I/O for Rectangular Data¶

  • The easiest way to read rectangular data, delimited and otherwise, into Python is using a pandas pd.read_*() function.
  • pd.read_csv() accepts a filename, including remote URLs.
  • Write data to file using a pandas object's .to_*() methods.

Series¶

  • A pandas Series is a fixed-length, ordered dictionary.
  • Series are closely related to the DataFrame class.
  • Series are indexed, with the index (keys) mapping to values.
  • Use the pd.Series() constructor with a dict.
In [ ]:
nyc_air = pd.Series(
    {'LGA': 'East Elmhurst', 'JFK': 'Jamaica', 'EWR': 'Newark'})
nyc_air.index.name = 'airport'
nyc_air.name = 'city'
nyc_air

DataFrames¶

  • The pandas DataFrame class is the primary way of representing heterogeneous, rectangular data in Python.
  • A DataFrame can be thought of as an ordered dictionary of Series (columns) with a shared index (rown ames).
  • Rectangular means all the columns (Series) have the same length.
  • We will use DataFrames heavily in this class going forward.

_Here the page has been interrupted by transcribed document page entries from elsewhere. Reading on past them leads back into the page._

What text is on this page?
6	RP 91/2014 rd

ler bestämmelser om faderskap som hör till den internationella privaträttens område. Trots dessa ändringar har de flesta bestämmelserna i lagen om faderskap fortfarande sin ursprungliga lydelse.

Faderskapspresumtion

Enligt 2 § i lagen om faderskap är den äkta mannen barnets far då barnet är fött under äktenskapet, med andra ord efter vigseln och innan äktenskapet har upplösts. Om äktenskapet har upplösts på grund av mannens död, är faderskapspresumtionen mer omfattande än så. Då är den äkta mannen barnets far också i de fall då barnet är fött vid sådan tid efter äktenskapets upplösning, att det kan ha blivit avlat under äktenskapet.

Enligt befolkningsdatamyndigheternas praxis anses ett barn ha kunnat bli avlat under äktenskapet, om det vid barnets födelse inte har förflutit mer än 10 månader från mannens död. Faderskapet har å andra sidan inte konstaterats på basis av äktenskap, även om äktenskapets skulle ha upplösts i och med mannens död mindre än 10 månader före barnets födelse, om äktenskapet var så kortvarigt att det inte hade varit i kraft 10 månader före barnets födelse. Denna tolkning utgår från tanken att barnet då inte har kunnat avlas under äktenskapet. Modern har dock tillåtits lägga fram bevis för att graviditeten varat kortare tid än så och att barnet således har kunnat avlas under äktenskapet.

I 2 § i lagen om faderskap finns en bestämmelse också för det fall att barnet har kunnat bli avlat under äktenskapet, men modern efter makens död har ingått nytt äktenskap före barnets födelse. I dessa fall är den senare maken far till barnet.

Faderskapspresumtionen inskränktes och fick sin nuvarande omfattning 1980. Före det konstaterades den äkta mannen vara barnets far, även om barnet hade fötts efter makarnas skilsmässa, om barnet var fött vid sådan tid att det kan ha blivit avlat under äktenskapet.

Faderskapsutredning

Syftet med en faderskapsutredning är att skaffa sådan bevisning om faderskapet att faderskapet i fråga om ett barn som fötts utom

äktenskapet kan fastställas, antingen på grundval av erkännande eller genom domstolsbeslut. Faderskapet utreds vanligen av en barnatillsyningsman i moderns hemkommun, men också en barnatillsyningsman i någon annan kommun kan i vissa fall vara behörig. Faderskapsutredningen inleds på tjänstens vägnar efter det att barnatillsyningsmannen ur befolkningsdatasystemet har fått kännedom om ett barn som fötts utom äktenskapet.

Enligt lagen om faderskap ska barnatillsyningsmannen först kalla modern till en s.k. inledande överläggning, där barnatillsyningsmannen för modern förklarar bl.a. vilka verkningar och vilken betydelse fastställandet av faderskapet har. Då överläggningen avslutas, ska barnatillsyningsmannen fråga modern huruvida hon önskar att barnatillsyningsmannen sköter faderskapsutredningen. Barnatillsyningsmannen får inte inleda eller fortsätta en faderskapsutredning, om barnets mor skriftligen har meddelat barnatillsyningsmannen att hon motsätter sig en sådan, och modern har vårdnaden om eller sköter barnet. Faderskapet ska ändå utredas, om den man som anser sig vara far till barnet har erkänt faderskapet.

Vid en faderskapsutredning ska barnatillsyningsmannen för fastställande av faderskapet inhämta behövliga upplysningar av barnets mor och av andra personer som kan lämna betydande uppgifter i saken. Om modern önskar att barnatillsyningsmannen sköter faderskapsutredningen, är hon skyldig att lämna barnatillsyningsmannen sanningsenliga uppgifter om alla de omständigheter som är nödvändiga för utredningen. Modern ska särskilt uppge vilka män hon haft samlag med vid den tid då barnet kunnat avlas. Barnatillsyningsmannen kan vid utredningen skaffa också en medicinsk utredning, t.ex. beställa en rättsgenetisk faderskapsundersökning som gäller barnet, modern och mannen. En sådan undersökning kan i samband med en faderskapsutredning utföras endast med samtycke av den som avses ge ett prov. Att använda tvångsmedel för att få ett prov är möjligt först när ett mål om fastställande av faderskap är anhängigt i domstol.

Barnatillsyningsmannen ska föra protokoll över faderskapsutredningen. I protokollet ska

The DataFrame Constructor¶

  • A common way to construct a DataFrame directly from data is to pass a dict of equal length lists, NumPy arrays, or Series, to pd.DataFrame().
  • Use the columns argument to order the columns.
In [ ]:
wiki = pd.Series({
    'LGA': 'https://en.wikipedia.org/wiki/LaGuardia_Airport',
    'EWR': 'https://en.wikipedia.org/wiki/Newark_Liberty_International_Airport',
    'JFK': 'https://en.wikipedia.org/wiki/John_F._Kennedy_International_Airport'
})
df = pd.DataFrame({'city': nyc_air, 'wiki': wiki})
df

Select Columns ...¶

  • by name using [] with a string (caution) or list of strings,
  • by positon using the .iloc[:, 0:2] indexer,
  • by name using the .loc[:, ["col1", "col2"] indexer.
  • Columns with valid Python names an be accessed as attributes, e.g. df.column (but don't).
In [ ]:
city = df['city']
city2 = df['city'].copy()
df_city = df[['city']]
[(city is df['city'], df_city is df[['city']]), (type(city), type(df_city))]

Select Columns ...¶

  • by name using [] with a string (caution) or list of strings,
  • by positon using the .iloc[:, 0:2] indexer,
  • by name using the .loc[:, ["col1", "col2"] indexer.
  • Columns with valid Python names an be accessed as attributes, e.g. df.column (but don't).
In [ ]:
df.loc[["JFK", "LGA"], "city"] = "JFK"  # always returns a view
df

Create/Modify Columns¶

  • Assign to a selected column to modify (or create) it.
  • To delete a column use the del keyword or (better) the .drop(columns='col', inplace=True) method.
  • Style "rule" - prefer (exposed) methods when available.
In [ ]:
dat = pd.DataFrame({'a': range(5), 'b': np.linspace(0, 5, 5)})
dat['c'] = dat['d'] = dat['a'] + dat['b']
del dat['c']
dat.drop(columns='a', inplace=True)
dat

Selecting rows¶

  • Select rows by position using .iloc[0, :] or by index using .loc["a", :].
  • More on this topic after discussing the Index class in more detail.
In [ ]:
dat.iloc[0, :] = -1
print(dat.index)
dat.loc[0:5:2, :]  # takes a slice object b/c uses RangeIndex()

Filtering¶

  • Observations satisifying some condition can be selected through Boolean indexing or (better) using the .query() method.
  • The primary argument to .query() is a string containing a Boolean expression involving column names.
In [ ]:
b = dat[dat['b'] > 0]
q = dat.query('b > 0')
[b, q]

Takeaways¶

  • Pandas DataFrames are used to represent tidy, rectangular data.
  • Think of DataFrames as a collection of Series of the same length and sharing an index.
  • Pay attention to whehter you are:
    • getting a Series or a (new) DataFrame
    • a view (alias) or a copy.
  • Prefer methods when avialable.
  • I recommend keeping a Pandas cheat sheet close at hand.
  • More on Pandas and DataFrame methods in the next few lectures.